Die Namensgeber der beiden Glücks-Orte waren beide von Adel. Der Ortsname Glücksburg soll von Herzog Johann III., dem Jüngeren, stammen, dessen Wahlspruch „Gott Gebe Glück Mit Frieden“ sich noch heute als Buchstabenfolge „G G G M F“ über dem Portal des von ihm erbauten Schloss findet. Glückstadt wurde – entgegen vieler Bedenken – 1617 vom dänischen König Christian IV. im bis dahin unerschlossenen Marschengebiet an der Elbe gegründet. „Dat schall glücken und dat mutt glücken, un dann schall se ok Glückstadt heten“, lauteten seine Worte bei der Grundsteinlegung.
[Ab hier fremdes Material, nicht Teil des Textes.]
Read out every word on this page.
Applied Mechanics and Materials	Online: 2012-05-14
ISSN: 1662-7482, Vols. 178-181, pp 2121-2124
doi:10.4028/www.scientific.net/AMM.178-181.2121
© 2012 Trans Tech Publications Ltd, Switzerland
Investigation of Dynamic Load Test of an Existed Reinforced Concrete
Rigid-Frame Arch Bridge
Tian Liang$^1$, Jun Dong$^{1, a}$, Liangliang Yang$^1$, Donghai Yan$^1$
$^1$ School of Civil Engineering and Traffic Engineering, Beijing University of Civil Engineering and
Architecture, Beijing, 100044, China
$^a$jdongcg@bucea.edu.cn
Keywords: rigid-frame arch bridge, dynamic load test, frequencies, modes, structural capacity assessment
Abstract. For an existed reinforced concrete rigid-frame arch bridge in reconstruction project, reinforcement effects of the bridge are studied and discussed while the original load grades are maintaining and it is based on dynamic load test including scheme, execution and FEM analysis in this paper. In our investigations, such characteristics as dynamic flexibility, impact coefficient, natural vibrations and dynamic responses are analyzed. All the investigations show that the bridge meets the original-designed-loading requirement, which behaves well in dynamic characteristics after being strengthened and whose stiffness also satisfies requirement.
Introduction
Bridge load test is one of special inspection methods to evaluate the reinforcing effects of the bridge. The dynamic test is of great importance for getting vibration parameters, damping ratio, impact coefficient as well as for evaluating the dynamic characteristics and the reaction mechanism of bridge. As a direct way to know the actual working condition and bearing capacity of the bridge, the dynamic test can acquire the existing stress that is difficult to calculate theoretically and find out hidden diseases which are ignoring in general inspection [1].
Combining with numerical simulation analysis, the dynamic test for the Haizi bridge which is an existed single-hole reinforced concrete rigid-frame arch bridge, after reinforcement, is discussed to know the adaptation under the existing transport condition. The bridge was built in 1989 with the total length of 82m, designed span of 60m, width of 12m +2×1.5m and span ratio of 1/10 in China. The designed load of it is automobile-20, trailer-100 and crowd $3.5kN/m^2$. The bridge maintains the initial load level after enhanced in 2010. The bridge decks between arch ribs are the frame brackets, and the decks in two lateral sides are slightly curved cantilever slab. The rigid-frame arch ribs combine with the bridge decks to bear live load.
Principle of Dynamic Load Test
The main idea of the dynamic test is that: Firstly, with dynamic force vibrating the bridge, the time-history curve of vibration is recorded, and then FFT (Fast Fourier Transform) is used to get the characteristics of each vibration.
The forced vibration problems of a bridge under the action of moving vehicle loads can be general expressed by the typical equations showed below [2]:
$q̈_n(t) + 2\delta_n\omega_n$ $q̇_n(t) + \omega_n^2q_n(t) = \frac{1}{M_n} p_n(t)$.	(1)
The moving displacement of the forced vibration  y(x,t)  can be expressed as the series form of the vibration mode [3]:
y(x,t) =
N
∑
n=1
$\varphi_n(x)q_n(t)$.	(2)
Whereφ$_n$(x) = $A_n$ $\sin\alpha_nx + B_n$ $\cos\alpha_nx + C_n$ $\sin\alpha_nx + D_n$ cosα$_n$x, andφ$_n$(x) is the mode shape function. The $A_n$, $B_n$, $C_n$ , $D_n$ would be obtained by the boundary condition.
Glückliche werden seltener krank und schneller gesund
Woher kommt eigentlich die Bezeichnung „Glück“? Glücksforscher Jensen verweist auf den Mediziner Tobias Esch, der sich in seinem Buch „Die Neurobiologie des Glücks“ mit der Frage befasst. Demnach stammt das Wort „Glück“ vom mittelhochdeutschen Wort „gelucke“, womit der gute Ausgang eines Ereignisses gemeint war. „Dieses Glück, auf Englisch ,luck‘, war von außen bestimmt und zufällig“, sagt Jensen. „Das Wort Glück, das auf Englisch ,happiness‘ genannt wird, verbinden wir aber auch mit innerem Glück, Glücklichkeit und Freude – also mit dem emotionalen Wohlbefinden, wenn die positiven Gefühle die negativen überwiegen.“
Mediziner wie Tobias Esch messen Glück übrigens über Hirnströme oder Botenstoffe wie Dopamin. Und sie untersuchen unter anderem, wie sich Glück zur besseren Überwindung von Krankheiten nutzen lässt. „Mediziner wissen“, so Jensen, „dass glückliche Menschen weniger oft krank und leichter wieder gesund werden.“ Und so habe auch die Pandemie zwar das ganze Land, aber den Norden eher weniger als den Süden oder Osten erfasst.